Nicole Steinberg
Bachelorette
The doorman always attending,
the postman leaving me
the neighbor’s tax returns.
Wishing my hair were clementine
red, not behind-the-fridge brown.
In the mornings, I forget I’m not
five-foot-ten. I’m alone as my fallen mother,
the cut bridge of her narrow nose; lonely as
the pale scar, shaped from the slicing
edge of her daughter’s bookcase.
Like her petrified legs, waiting
for strength, I’m learning fear.
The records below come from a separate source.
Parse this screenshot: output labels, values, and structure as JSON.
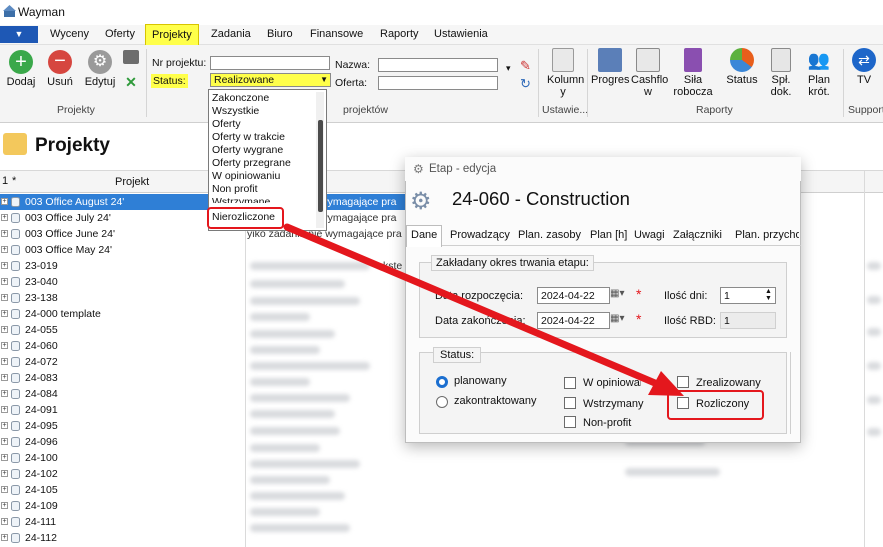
{
  "window": {
    "title": "Wayman"
  },
  "menu": {
    "app_button": "▼",
    "tabs": [
      "Wyceny",
      "Oferty",
      "Projekty",
      "Zadania",
      "Biuro",
      "Finansowe",
      "Raporty",
      "Ustawienia"
    ],
    "active_tab": "Projekty"
  },
  "ribbon": {
    "actions": {
      "add": "Dodaj",
      "remove": "Usuń",
      "edit": "Edytuj"
    },
    "group_projekty": "Projekty",
    "filters": {
      "nr_label": "Nr projektu:",
      "status_label": "Status:",
      "status_value": "Realizowane",
      "nazwa_label": "Nazwa:",
      "oferta_label": "Oferta:",
      "group_partial": "projektów"
    },
    "ustawienia": {
      "kolumny": "Kolumn y",
      "group": "Ustawie..."
    },
    "raporty": {
      "progres": "Progres",
      "cashflow": "Cashflo w",
      "sila": "Siła robocza",
      "status": "Status",
      "spl_dok": "Spł. dok.",
      "plan_krot": "Plan krót.",
      "group": "Raporty"
    },
    "support": {
      "tv": "TV",
      "group": "Support"
    }
  },
  "status_dropdown": {
    "options": [
      "Zakonczone",
      "Wszystkie",
      "Oferty",
      "Oferty w trakcie",
      "Oferty wygrane",
      "Oferty przegrane",
      "W opiniowaniu",
      "Non profit",
      "Wstrzymane",
      "Nierozliczone"
    ]
  },
  "projects": {
    "title": "Projekty",
    "col_num": "1",
    "col_star": "*",
    "col_project": "Projekt",
    "rows": [
      "003 Office August 24'",
      "003 Office July 24'",
      "003 Office June 24'",
      "003 Office May 24'",
      "23-019",
      "23-040",
      "23-138",
      "24-000 template",
      "24-055",
      "24-060",
      "24-072",
      "24-083",
      "24-084",
      "24-091",
      "24-095",
      "24-096",
      "24-100",
      "24-102",
      "24-105",
      "24-109",
      "24-111",
      "24-112"
    ],
    "ghost_text": "wymagające pra",
    "ghost_text2": "yiko zadania nie wymagające pra",
    "ghost_text3": "kste"
  },
  "dialog": {
    "title": "Etap - edycja",
    "heading": "24-060 - Construction",
    "tabs": [
      "Dane",
      "Prowadzący",
      "Plan. zasoby",
      "Plan [h]",
      "Uwagi",
      "Załączniki",
      "Plan. przycho"
    ],
    "period_group": "Zakładany okres trwania etapu:",
    "start_label": "Data rozpoczęcia:",
    "start_value": "2024-04-22",
    "end_label": "Data zakończenia:",
    "end_value": "2024-04-22",
    "days_label": "Ilość dni:",
    "days_value": "1",
    "rbd_label": "Ilość RBD:",
    "rbd_value": "1",
    "status_group": "Status:",
    "radio_planned": "planowany",
    "radio_contracted": "zakontraktowany",
    "check_opinion": "W opiniowaniu",
    "check_suspended": "Wstrzymany",
    "check_nonprofit": "Non-profit",
    "check_realized": "Zrealizowany",
    "check_settled": "Rozliczony"
  },
  "colors": {
    "accent": "#2f7fd6",
    "highlight": "#e4171d",
    "active_tab": "#ffff4a"
  }
}
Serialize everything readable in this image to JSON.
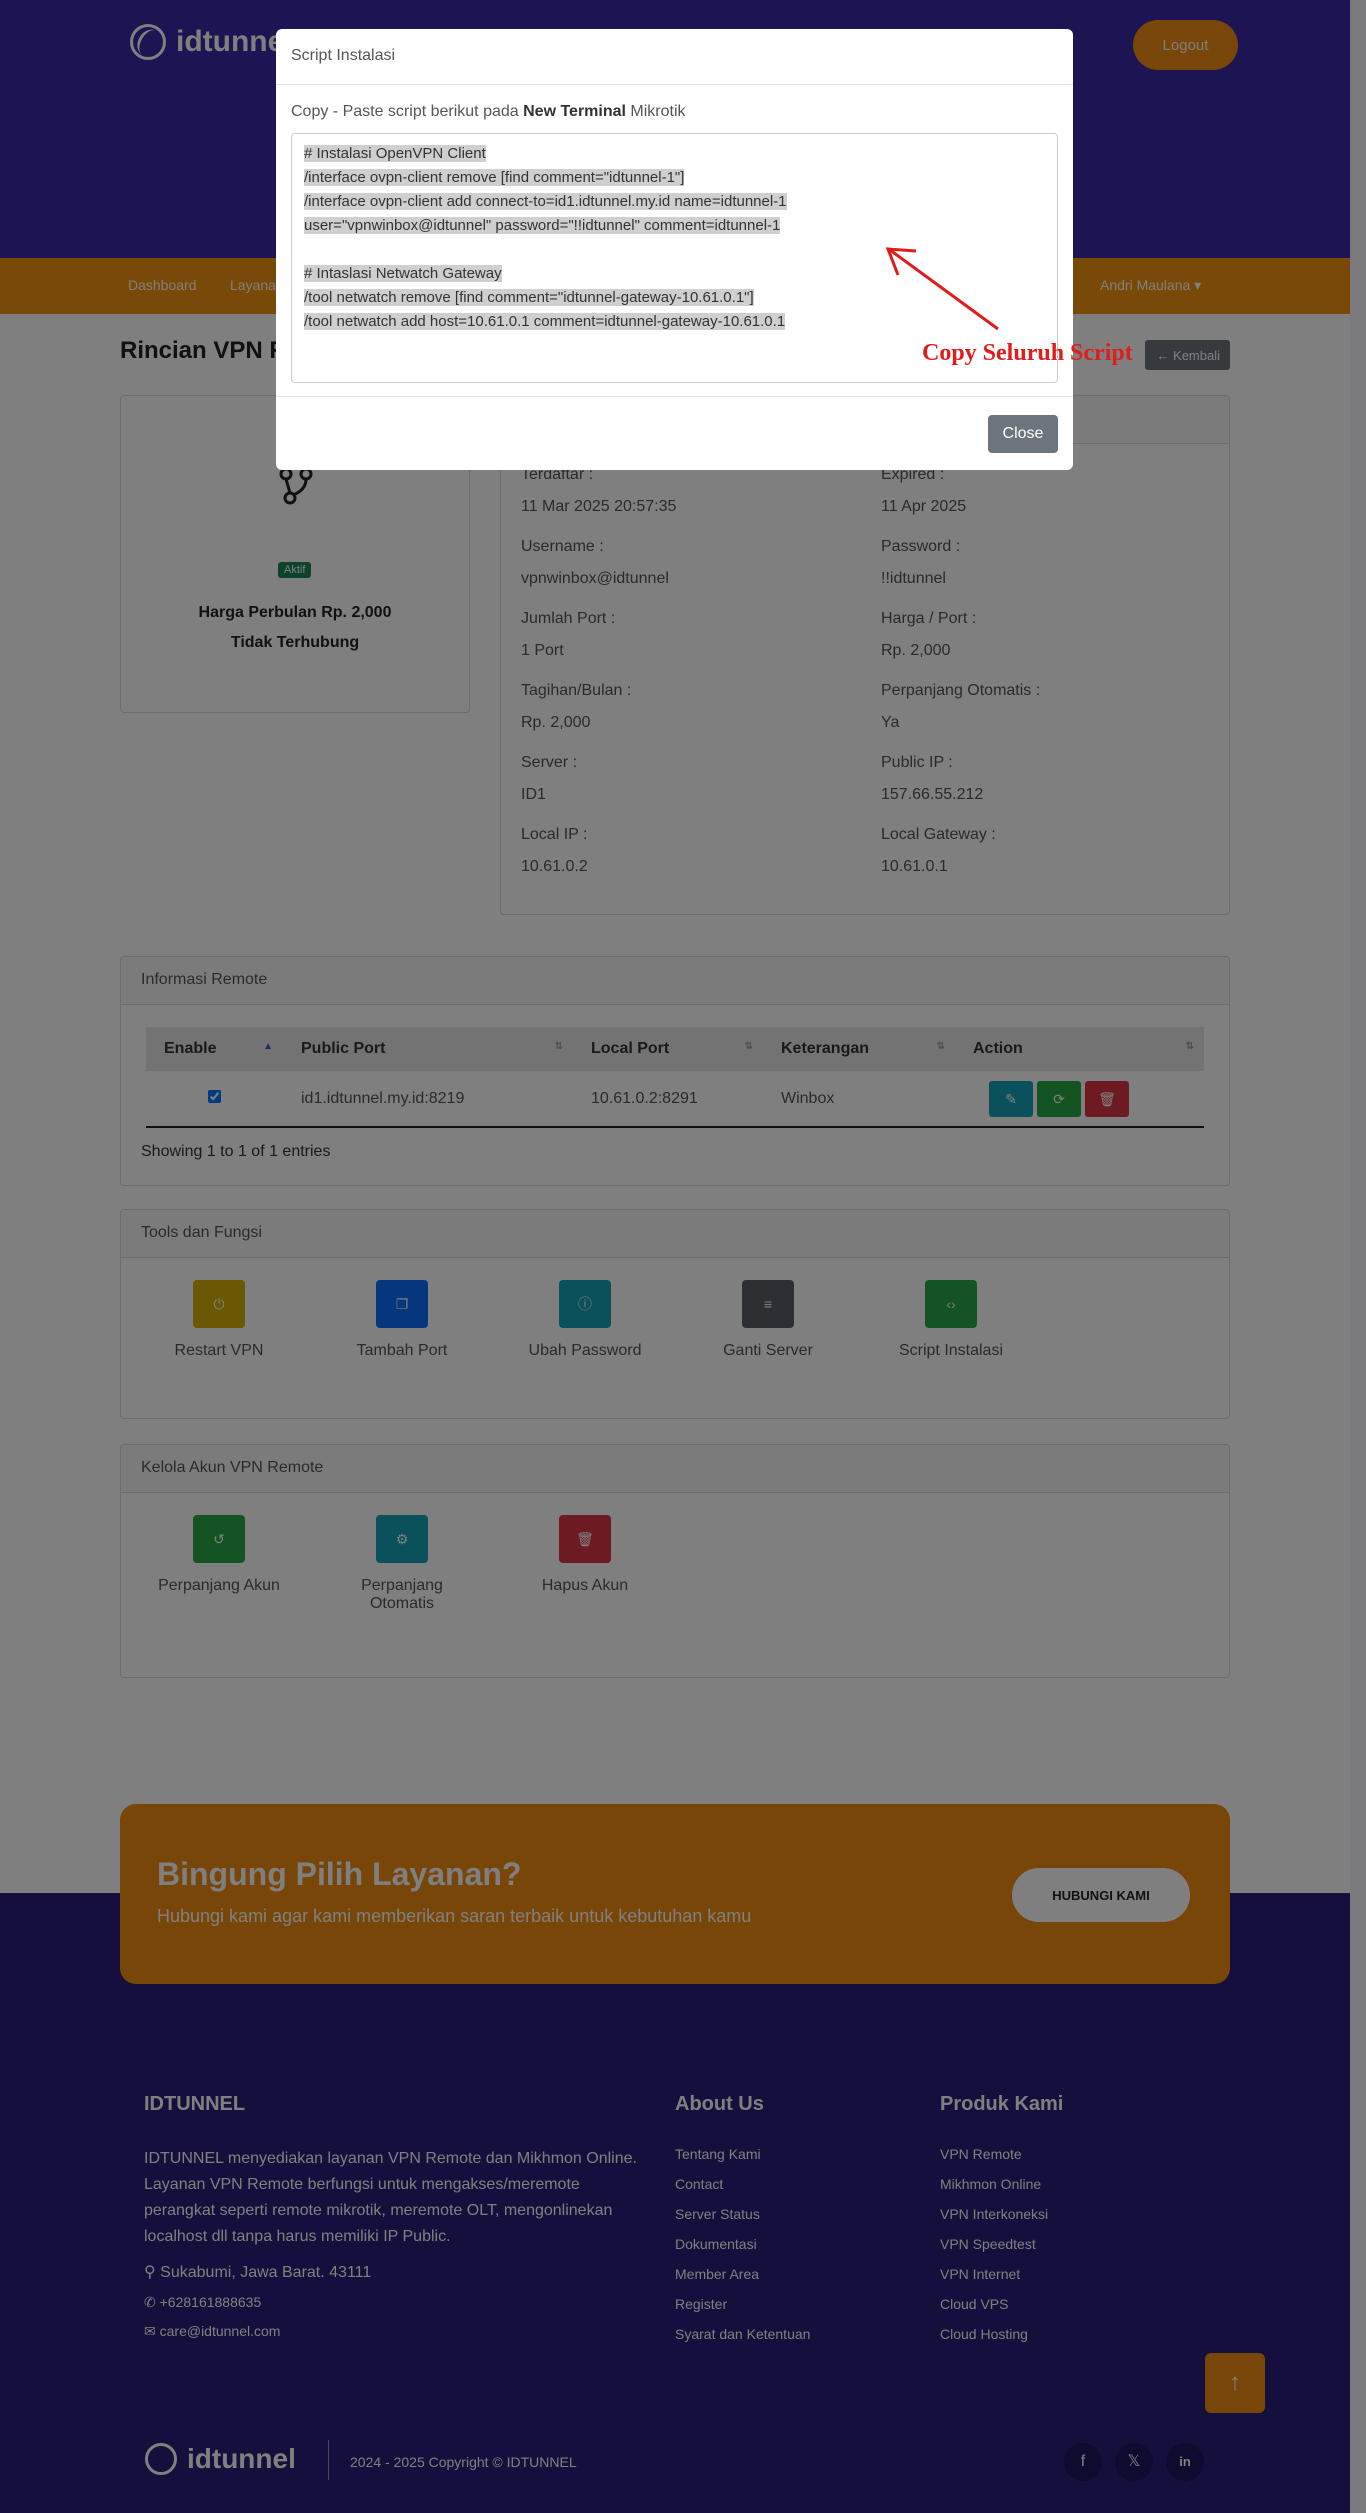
{
  "header": {
    "brand": "idtunnel",
    "logout_label": "Logout"
  },
  "nav": {
    "items": [
      "Dashboard",
      "Layanan"
    ],
    "user": "Andri Maulana ▾"
  },
  "page": {
    "title": "Rincian VPN Remote",
    "back_label": "← Kembali"
  },
  "left_card": {
    "status_badge": "Aktif",
    "price": "Harga Perbulan Rp. 2,000",
    "connection": "Tidak Terhubung"
  },
  "details": [
    {
      "label": "Terdaftar :",
      "value": "11 Mar 2025 20:57:35"
    },
    {
      "label": "Expired :",
      "value": "11 Apr 2025"
    },
    {
      "label": "Username :",
      "value": "vpnwinbox@idtunnel"
    },
    {
      "label": "Password :",
      "value": "!!idtunnel"
    },
    {
      "label": "Jumlah Port :",
      "value": "1 Port"
    },
    {
      "label": "Harga / Port :",
      "value": "Rp. 2,000"
    },
    {
      "label": "Tagihan/Bulan :",
      "value": "Rp. 2,000"
    },
    {
      "label": "Perpanjang Otomatis :",
      "value": "Ya"
    },
    {
      "label": "Server :",
      "value": "ID1"
    },
    {
      "label": "Public IP :",
      "value": "157.66.55.212"
    },
    {
      "label": "Local IP :",
      "value": "10.61.0.2"
    },
    {
      "label": "Local Gateway :",
      "value": "10.61.0.1"
    }
  ],
  "remote": {
    "title": "Informasi Remote",
    "columns": [
      "Enable",
      "Public Port",
      "Local Port",
      "Keterangan",
      "Action"
    ],
    "rows": [
      {
        "public_port": "id1.idtunnel.my.id:8219",
        "local_port": "10.61.0.2:8291",
        "keterangan": "Winbox"
      }
    ],
    "showing": "Showing 1 to 1 of 1 entries"
  },
  "tools": {
    "title": "Tools dan Fungsi",
    "items": [
      {
        "label": "Restart VPN",
        "color": "#d4b106",
        "icon": "power-icon",
        "glyph": "⏻"
      },
      {
        "label": "Tambah Port",
        "color": "#0d6efd",
        "icon": "copy-icon",
        "glyph": "❐"
      },
      {
        "label": "Ubah Password",
        "color": "#17a2b8",
        "icon": "info-icon",
        "glyph": "ⓘ"
      },
      {
        "label": "Ganti Server",
        "color": "#5a5f66",
        "icon": "server-icon",
        "glyph": "≡"
      },
      {
        "label": "Script Instalasi",
        "color": "#28a745",
        "icon": "code-icon",
        "glyph": "‹›"
      }
    ]
  },
  "akun": {
    "title": "Kelola Akun VPN Remote",
    "items": [
      {
        "label": "Perpanjang Akun",
        "color": "#28a745",
        "icon": "history-icon",
        "glyph": "↺"
      },
      {
        "label": "Perpanjang Otomatis",
        "color": "#17a2b8",
        "icon": "gear-icon",
        "glyph": "⚙"
      },
      {
        "label": "Hapus Akun",
        "color": "#dc3545",
        "icon": "trash-icon",
        "glyph": "🗑"
      }
    ]
  },
  "cta": {
    "title": "Bingung Pilih Layanan?",
    "subtitle": "Hubungi kami agar kami memberikan saran terbaik untuk kebutuhan kamu",
    "button": "HUBUNGI KAMI"
  },
  "footer": {
    "about_title": "IDTUNNEL",
    "about_text": "IDTUNNEL menyediakan layanan VPN Remote dan Mikhmon Online. Layanan VPN Remote berfungsi untuk mengakses/meremote perangkat seperti remote mikrotik, meremote OLT, mengonlinekan localhost dll tanpa harus memiliki IP Public.",
    "address": "Sukabumi, Jawa Barat. 43111",
    "phone": "+628161888635",
    "email": "care@idtunnel.com",
    "about_us_title": "About Us",
    "about_us_links": [
      "Tentang Kami",
      "Contact",
      "Server Status",
      "Dokumentasi",
      "Member Area",
      "Register",
      "Syarat dan Ketentuan"
    ],
    "produk_title": "Produk Kami",
    "produk_links": [
      "VPN Remote",
      "Mikhmon Online",
      "VPN Interkoneksi",
      "VPN Speedtest",
      "VPN Internet",
      "Cloud VPS",
      "Cloud Hosting"
    ],
    "logo": "idtunnel",
    "copyright": "2024 - 2025 Copyright © IDTUNNEL"
  },
  "modal": {
    "title": "Script Instalasi",
    "intro_prefix": "Copy - Paste script berikut pada ",
    "intro_bold": "New Terminal",
    "intro_suffix": " Mikrotik",
    "script_lines": [
      "# Instalasi OpenVPN Client",
      "/interface ovpn-client remove [find comment=\"idtunnel-1\"]",
      "/interface ovpn-client add connect-to=id1.idtunnel.my.id name=idtunnel-1",
      "user=\"vpnwinbox@idtunnel\" password=\"!!idtunnel\" comment=idtunnel-1",
      "",
      "# Intaslasi Netwatch Gateway",
      "/tool netwatch remove [find comment=\"idtunnel-gateway-10.61.0.1\"]",
      "/tool netwatch add host=10.61.0.1 comment=idtunnel-gateway-10.61.0.1"
    ],
    "annotation": "Copy Seluruh Script",
    "close_label": "Close"
  },
  "colors": {
    "primary": "#3b2aa7",
    "accent": "#f3920f",
    "annotation": "#e21b1b"
  }
}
A stranger
doesn’t knock on the door at ten-thirty at night
because he wants to help. No one can
avoid all the insects and splinters, the sturdy
earth that exists to catch and sometimes
keep us. In my life, there’s always been
a woman leaving unrelenting lipstick
on the tumblers, pillowcases, saying ask
who it is when the doorbell rings and
if it’s trouble, turn off the lights.
Nicole Steinberg is an editor-at-large of LIT and the founder and curator of Earshot, a NYC reading series dedicated to emerging writers. Her writing appears in publications such as BOMB, No Tell Motel, Eleven Eleven, Barrow Street and Barrelhouse. She is the author of a forthcoming chapbook, Birds of Tokyo (Dancing Girl Press), and the editor of a literary anthology, Forgotten Borough: Writers Come to Terms with Queens, to be published by SUNY Press in 2011. She hails from Queens, NY and currently lives in Philadelphia.